The S&P 500 (SPX) Chart Analysis (Daily)
Unitl Thursday, the consolidation pattern remained inside of the uptrend channel from Y 1992, but then it started to trade outside of the lower channel line (dashed line).
Friday made a new high, a new trend line has been drawn.
If this is a break-out, there should be immediate acceleration out of the congestion pattern and through the blue dashed line which has been providing resistance, so far.
If it’s a false break-out, which may very well be the case because we fell back inside the consolidation pattern by the close it could generate some selling, breaking the trend line and driving prices one more time to the bottom of the range and perhaps beyond.
The fact that the index has held up so well is an indication that there is no heavy liquidation taking place and, with the pattern which formed at 1810 projecting higher prices, the odds strongly favor an eventual resumption of the uptrend soon.
The US jobs report due Friday may be the logical catalyst to move SPX higher (or lower).
Another reason to think this move may happen shortly is that the 3 oscillators are beginning to show signs of turning up. This should alert traders that something is about to happen.

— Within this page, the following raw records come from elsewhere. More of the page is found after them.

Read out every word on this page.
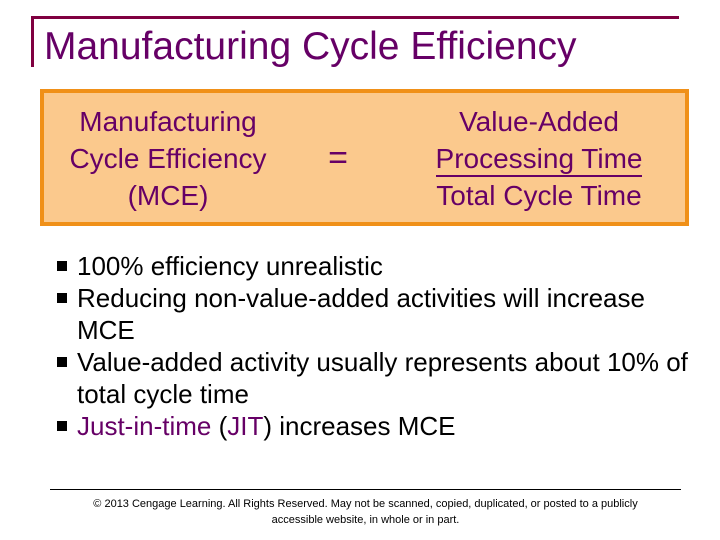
Manufacturing Cycle Efficiency
Manufacturing
Cycle Efficiency
(MCE)
=
Value-Added
Processing Time
Total Cycle Time
100% efficiency unrealistic
Reducing non-value-added activities will increase MCE
Value-added activity usually represents about 10% of total cycle time
Just-in-time (JIT) increases MCE
© 2013 Cengage Learning. All Rights Reserved. May not be scanned, copied, duplicated, or posted to a publicly
accessible website, in whole or in part.
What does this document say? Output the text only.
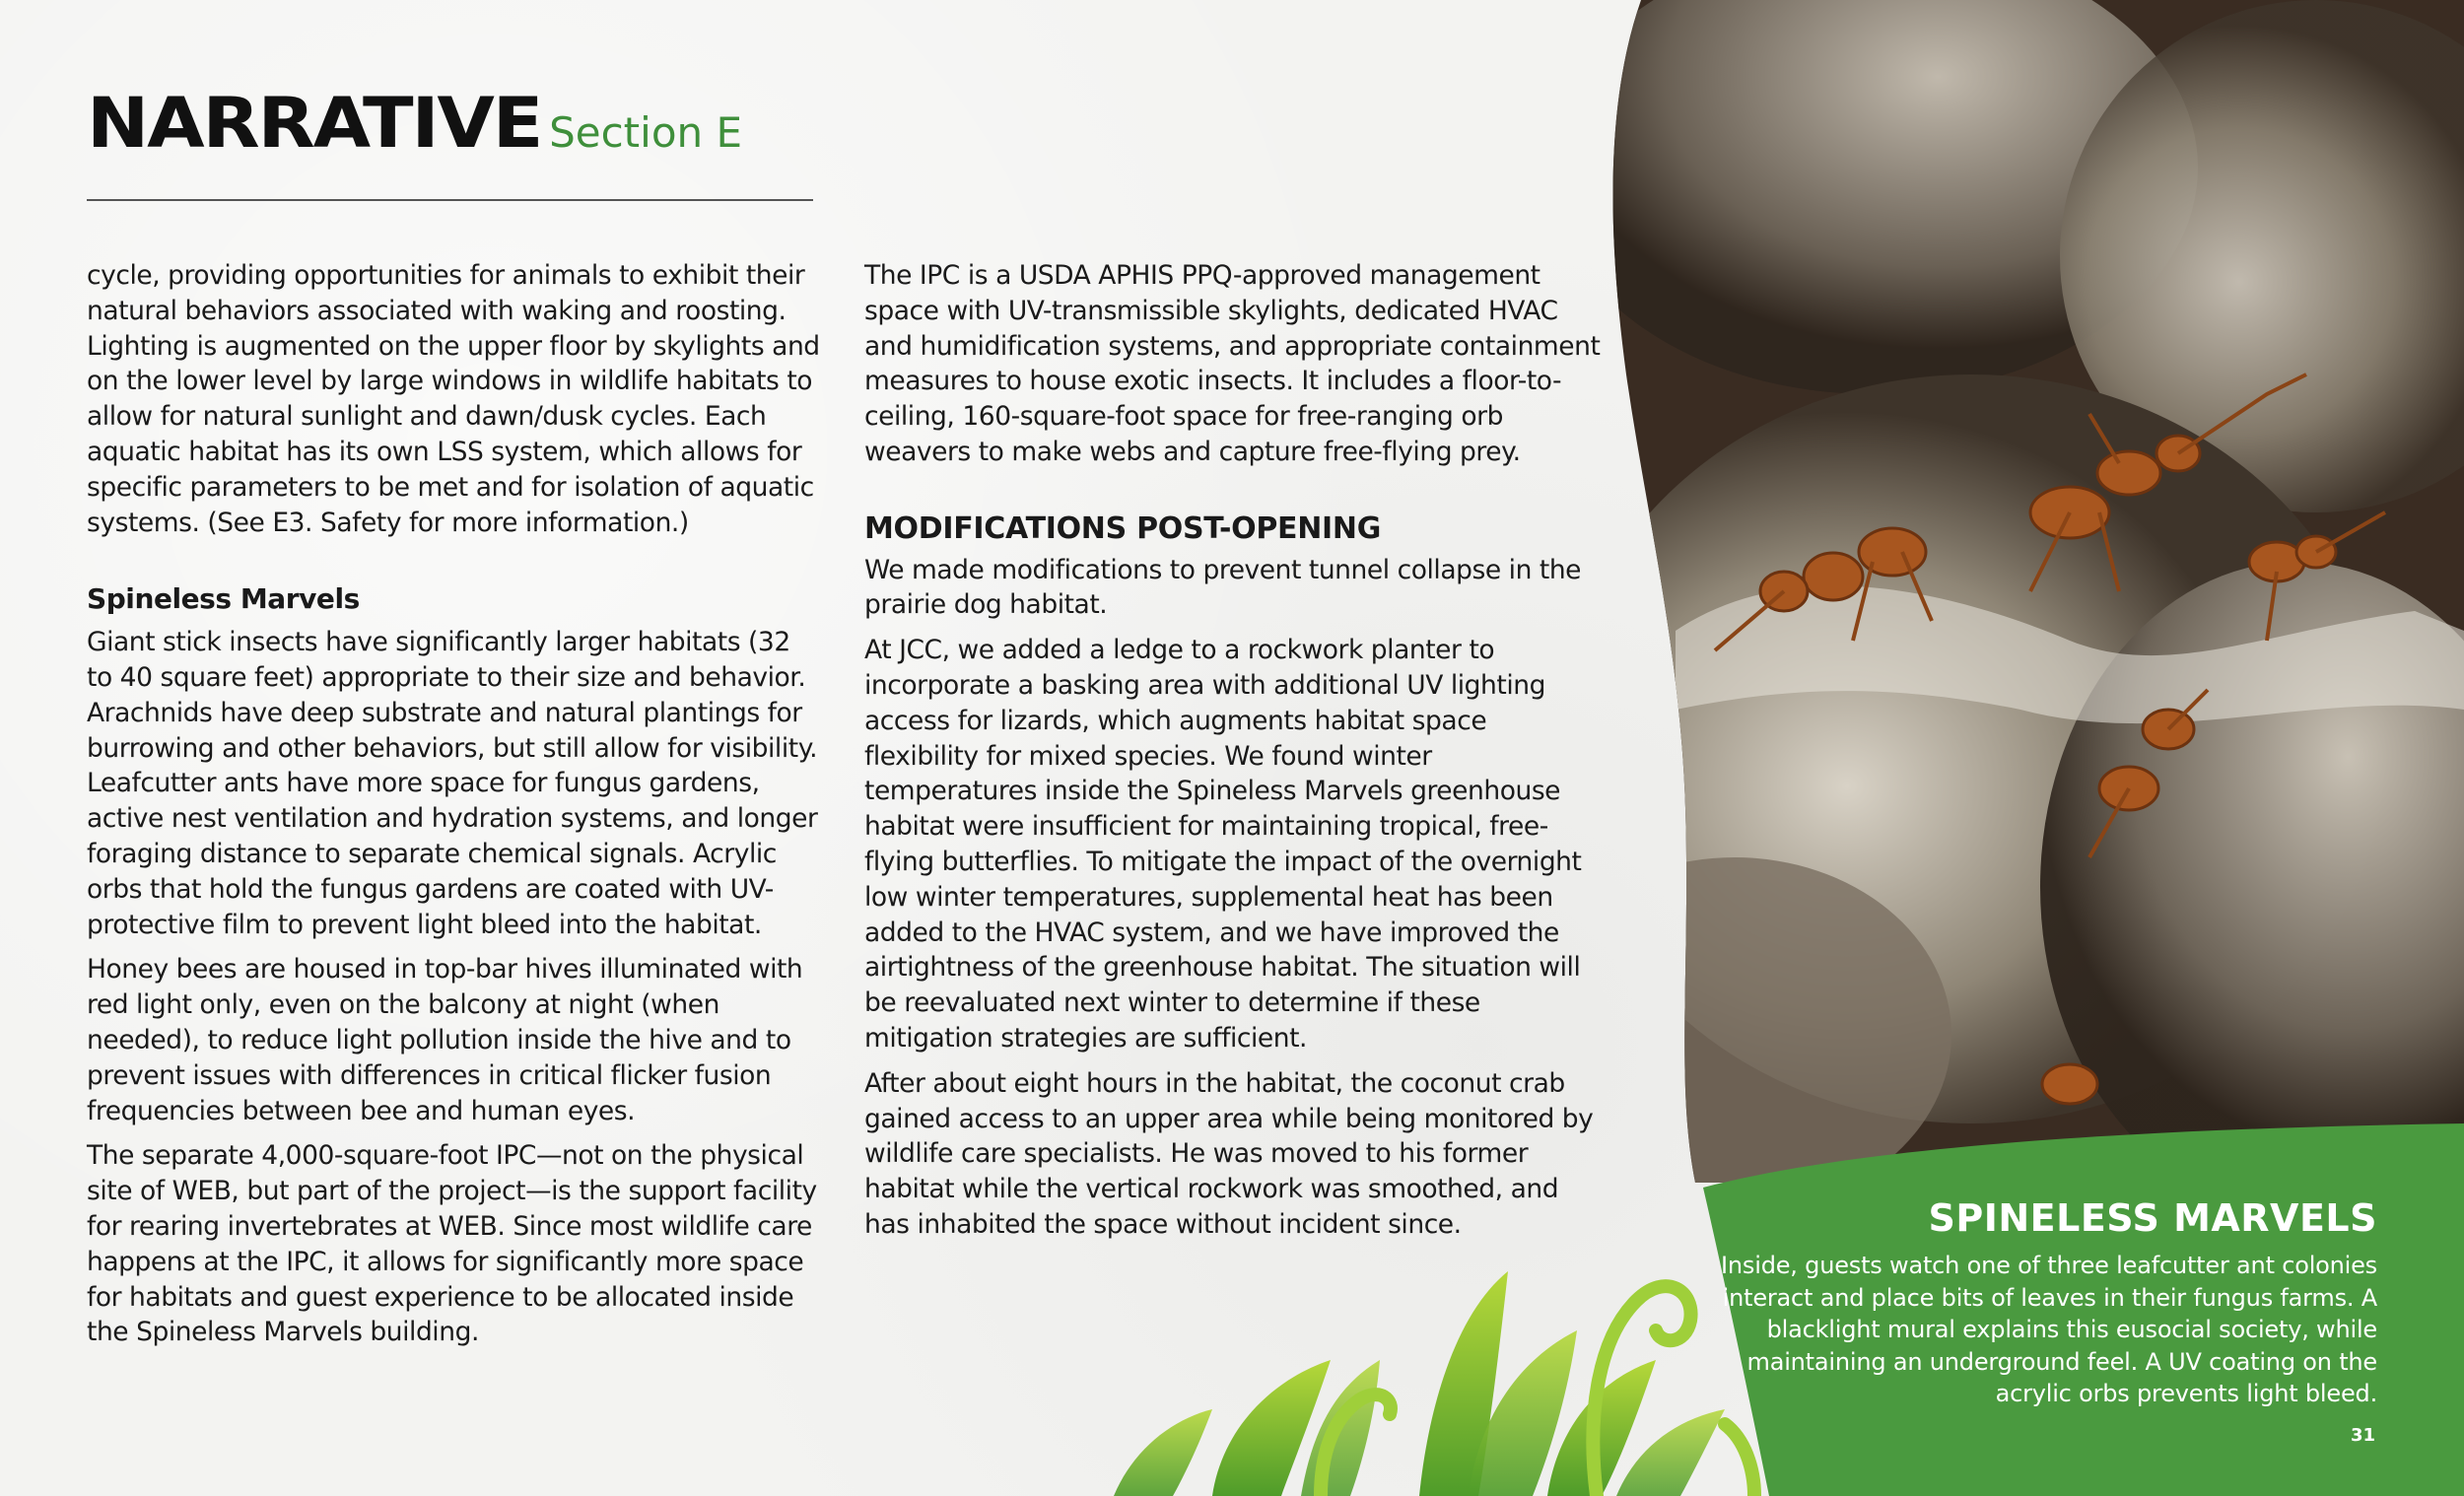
NARRATIVE Section E

cycle, providing opportunities for animals to exhibit their natural behaviors associated with waking and roosting. Lighting is augmented on the upper floor by skylights and on the lower level by large windows in wildlife habitats to allow for natural sunlight and dawn/dusk cycles. Each aquatic habitat has its own LSS system, which allows for specific parameters to be met and for isolation of aquatic systems. (See E3. Safety for more information.)

Spineless Marvels

Giant stick insects have significantly larger habitats (32 to 40 square feet) appropriate to their size and behavior. Arachnids have deep substrate and natural plantings for burrowing and other behaviors, but still allow for visibility. Leafcutter ants have more space for fungus gardens, active nest ventilation and hydration systems, and longer foraging distance to separate chemical signals. Acrylic orbs that hold the fungus gardens are coated with UV-protective film to prevent light bleed into the habitat.

Honey bees are housed in top-bar hives illuminated with red light only, even on the balcony at night (when needed), to reduce light pollution inside the hive and to prevent issues with differences in critical flicker fusion frequencies between bee and human eyes.

The separate 4,000-square-foot IPC—not on the physical site of WEB, but part of the project—is the support facility for rearing invertebrates at WEB. Since most wildlife care happens at the IPC, it allows for significantly more space for habitats and guest experience to be allocated inside the Spineless Marvels building.

The IPC is a USDA APHIS PPQ-approved management space with UV-transmissible skylights, dedicated HVAC and humidification systems, and appropriate containment measures to house exotic insects. It includes a floor-to-ceiling, 160-square-foot space for free-ranging orb weavers to make webs and capture free-flying prey.

MODIFICATIONS POST-OPENING

We made modifications to prevent tunnel collapse in the prairie dog habitat.

At JCC, we added a ledge to a rockwork planter to incorporate a basking area with additional UV lighting access for lizards, which augments habitat space flexibility for mixed species. We found winter temperatures inside the Spineless Marvels greenhouse habitat were insufficient for maintaining tropical, free-flying butterflies. To mitigate the impact of the overnight low winter temperatures, supplemental heat has been added to the HVAC system, and we have improved the airtightness of the greenhouse habitat. The situation will be reevaluated next winter to determine if these mitigation strategies are sufficient.

After about eight hours in the habitat, the coconut crab gained access to an upper area while being monitored by wildlife care specialists. He was moved to his former habitat while the vertical rockwork was smoothed, and has inhabited the space without incident since.	SPINELESS MARVELS
Inside, guests watch one of three leafcutter ant colonies interact and place bits of leaves in their fungus farms. A blacklight mural explains this eusocial society, while maintaining an underground feel. A UV coating on the acrylic orbs prevents light bleed.
31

The hourly, last week prices shifted from the blue deceleration channel to the red corrective channel which delineates a very shallow decline.
As SPX neared its uptrend channel line from 1992, this channel line was actually penetrated on the daily, prices began to find support, attracting enough buyers to push prices outside of the red channel. But the move ran out of gas early Friday, ending the day slightly under the channel line.
As an “early bird” indicator, the SRSI gave a buy signal, but by the end of the day it had already made a Bearish Cross, although retaining its uptrend.
It is now obvious that more information to decide what will happens next.
Either the S&P 500 continues North, or selling breaks out of the channel line, perhaps dropping as low as 2155 before reversing and starting an uptrend again.